Resta saber el impacto global que estas elecciones tendrán. Para América Latina no son esperables grandes cambios, ya que en cualquier caso seguiremos siendo considerados su patio trasero, territorio sobre el cual tener un férreo control, especialmente cuando desde el Pentágono se consideran opciones bélicas contra Rusia y China para las próximas décadas.
Es sabido que Trump no es solo un líder político sino la expresión de un proyecto de poder aislacionista-nacionalista-sionista (la alianza con el lobby israelí es muy notoria) contrario al globalismo liberal-financiero que representa el Establishment norteamericano (en el que se inscriben tanto los Clinton demócratas como los Bush republicanos) en representación de la banca de Wall Street (acá juegan con fuerza también las fundaciones de George Soros) pero que se organiza en instituciones globales públicas como la ONU (territorio en disputa en tanto prototipo de gobierno mundial), la OTAN, el G20, Davos o discretas como el Council on Foreign Relations, la Trilateral Commission o el Club Bilderberg, instituciones fundadas en su mayoría por la dinastía Rockefeller, dueña del banco JP Morgan Chase y la petrolera EXXON/Mobil. Por este motivo Trump ha buscado salirse o bien sabotear desde adentro muchas de estas instituciones.
Detrás de los nuevos nacionalismos (mal llamados “fascistas” y mucho menos “nazis”, ya que no comparten practicamente nada de la ideología de esas expresiones propias de los años ’30 y ’40 que combinaban racismos varios con posturas industrialistas y formas corporativas de gobierno) se encuentran las estructuras de poder del capitalismo industrial y de la aristocracia terrateniente en alianza con otro fuerte actor de las finanzas mundiales.
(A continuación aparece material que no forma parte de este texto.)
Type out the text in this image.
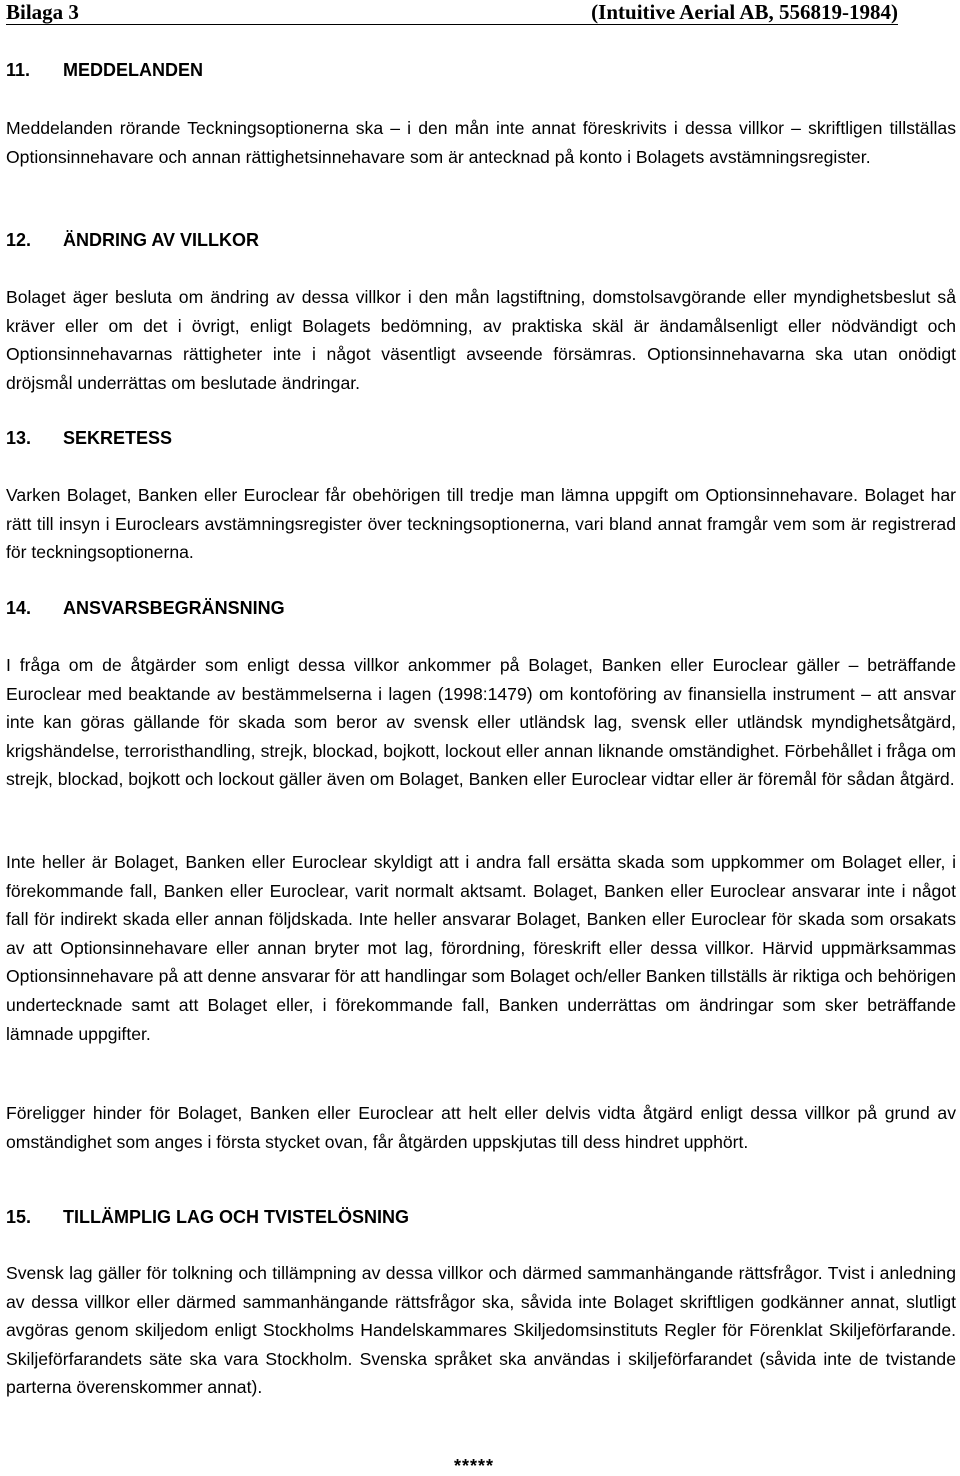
Bilaga 3	(Intuitive Aerial AB, 556819-1984)
11. MEDDELANDEN
Meddelanden rörande Teckningsoptionerna ska – i den mån inte annat föreskrivits i dessa villkor – skriftligen tillställas Optionsinnehavare och annan rättighetsinnehavare som är antecknad på konto i Bolagets avstämningsregister.
12. ÄNDRING AV VILLKOR
Bolaget äger besluta om ändring av dessa villkor i den mån lagstiftning, domstolsavgörande eller myndighetsbeslut så kräver eller om det i övrigt, enligt Bolagets bedömning, av praktiska skäl är ändamålsenligt eller nödvändigt och Optionsinnehavarnas rättigheter inte i något väsentligt avseende försämras. Optionsinnehavarna ska utan onödigt dröjsmål underrättas om beslutade ändringar.
13. SEKRETESS
Varken Bolaget, Banken eller Euroclear får obehörigen till tredje man lämna uppgift om Optionsinnehavare. Bolaget har rätt till insyn i Euroclears avstämningsregister över teckningsoptionerna, vari bland annat framgår vem som är registrerad för teckningsoptionerna.
14. ANSVARSBEGRÄNSNING
I fråga om de åtgärder som enligt dessa villkor ankommer på Bolaget, Banken eller Euroclear gäller – beträffande Euroclear med beaktande av bestämmelserna i lagen (1998:1479) om kontoföring av finansiella instrument – att ansvar inte kan göras gällande för skada som beror av svensk eller utländsk lag, svensk eller utländsk myndighetsåtgärd, krigshändelse, terroristhandling, strejk, blockad, bojkott, lockout eller annan liknande omständighet. Förbehållet i fråga om strejk, blockad, bojkott och lockout gäller även om Bolaget, Banken eller Euroclear vidtar eller är föremål för sådan åtgärd.
Inte heller är Bolaget, Banken eller Euroclear skyldigt att i andra fall ersätta skada som uppkommer om Bolaget eller, i förekommande fall, Banken eller Euroclear, varit normalt aktsamt. Bolaget, Banken eller Euroclear ansvarar inte i något fall för indirekt skada eller annan följdskada. Inte heller ansvarar Bolaget, Banken eller Euroclear för skada som orsakats av att Optionsinnehavare eller annan bryter mot lag, förordning, föreskrift eller dessa villkor. Härvid uppmärksammas Optionsinnehavare på att denne ansvarar för att handlingar som Bolaget och/eller Banken tillställs är riktiga och behörigen undertecknade samt att Bolaget eller, i förekommande fall, Banken underrättas om ändringar som sker beträffande lämnade uppgifter.
Föreligger hinder för Bolaget, Banken eller Euroclear att helt eller delvis vidta åtgärd enligt dessa villkor på grund av omständighet som anges i första stycket ovan, får åtgärden uppskjutas till dess hindret upphört.
15. TILLÄMPLIG LAG OCH TVISTELÖSNING
Svensk lag gäller för tolkning och tillämpning av dessa villkor och därmed sammanhängande rättsfrågor. Tvist i anledning av dessa villkor eller därmed sammanhängande rättsfrågor ska, såvida inte Bolaget skriftligen godkänner annat, slutligt avgöras genom skiljedom enligt Stockholms Handelskammares Skiljedomsinstituts Regler för Förenklat Skiljeförfarande. Skiljeförfarandets säte ska vara Stockholm. Svenska språket ska användas i skiljeförfarandet (såvida inte de tvistande parterna överenskommer annat).
*****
Los proyectos desglobalizadores (más allá de sus distintas ideologías) de Trump en EEUU, Orban en Hungría, Salvini en Italia, Morawiecki en Polonia, VOX en España, Xi Jinping en China, Putin en Rusia e incluso con sus diferencias Bolsonaro en Brasil (muchos de estos compartiendo no solo el asesoramiento de Steve Bannon sino también del nonagenario Henry Kissinger), mantienen todos estrechas relaciones con el Estado de Israel, y por detrás de esa entidad con la banca Rothschild, fundadora y sostenedora del mismo, lo que se expresa con claridad, por ejemplo, en los acuerdos de Trump con fondos financieros transnacionales bajo su control como el caso de Blackstone o la banca Goldman Sachs o medidas como el traslado de la embajada norteamericana a Jerusalem, sede del proyectado y mesiánico Tercer Templo, de imposible concreción en la actualidad dado que en esa misma ubicación están emplazadas las sagradas mezquitas islámicas de la Cúpula de la Roca y de Al-Aqsa, conocidas como El Noble Santuario y constituyen para el Islam su tercer lugar más sagrado después de La Meca y Medina.
Si triunfará el proyecto del globalismo liberal-financiero o el proyecto de los nuevos nacionalismos con base en la infraestructura del capital industrial, la aristocracia terrateniente y alta aristocracia financiera, aún está por verse. El enfrentamiento además no es binario (al estilo de un juego de ajedrez), ya que los actores son varios y cada uno acuerda con cada factor de poder en aquellos campos en que lo necesitan. Por eso pueden verse movimientos cruzados y a primera vista contradictorios entre Wall Street, Londres, Europa Continental, China, Rusia, Irán, Israel, Turquía, y el mismísimo Vaticano.
A 10 años de la crisis de Lehman Brothers, el crecimiento geométrico de la deuda global se vuelve progresivamente insustentable. Cuando la actual burbuja de bonos soberanos y derivados financieros no se pueda pagar y estalle por el aire lo que estos poderes estarán dirimiendo básicamente es quién pagará los costos de la misma. Trump no es más que un alfil dentro de estos proyectos de poder en juego.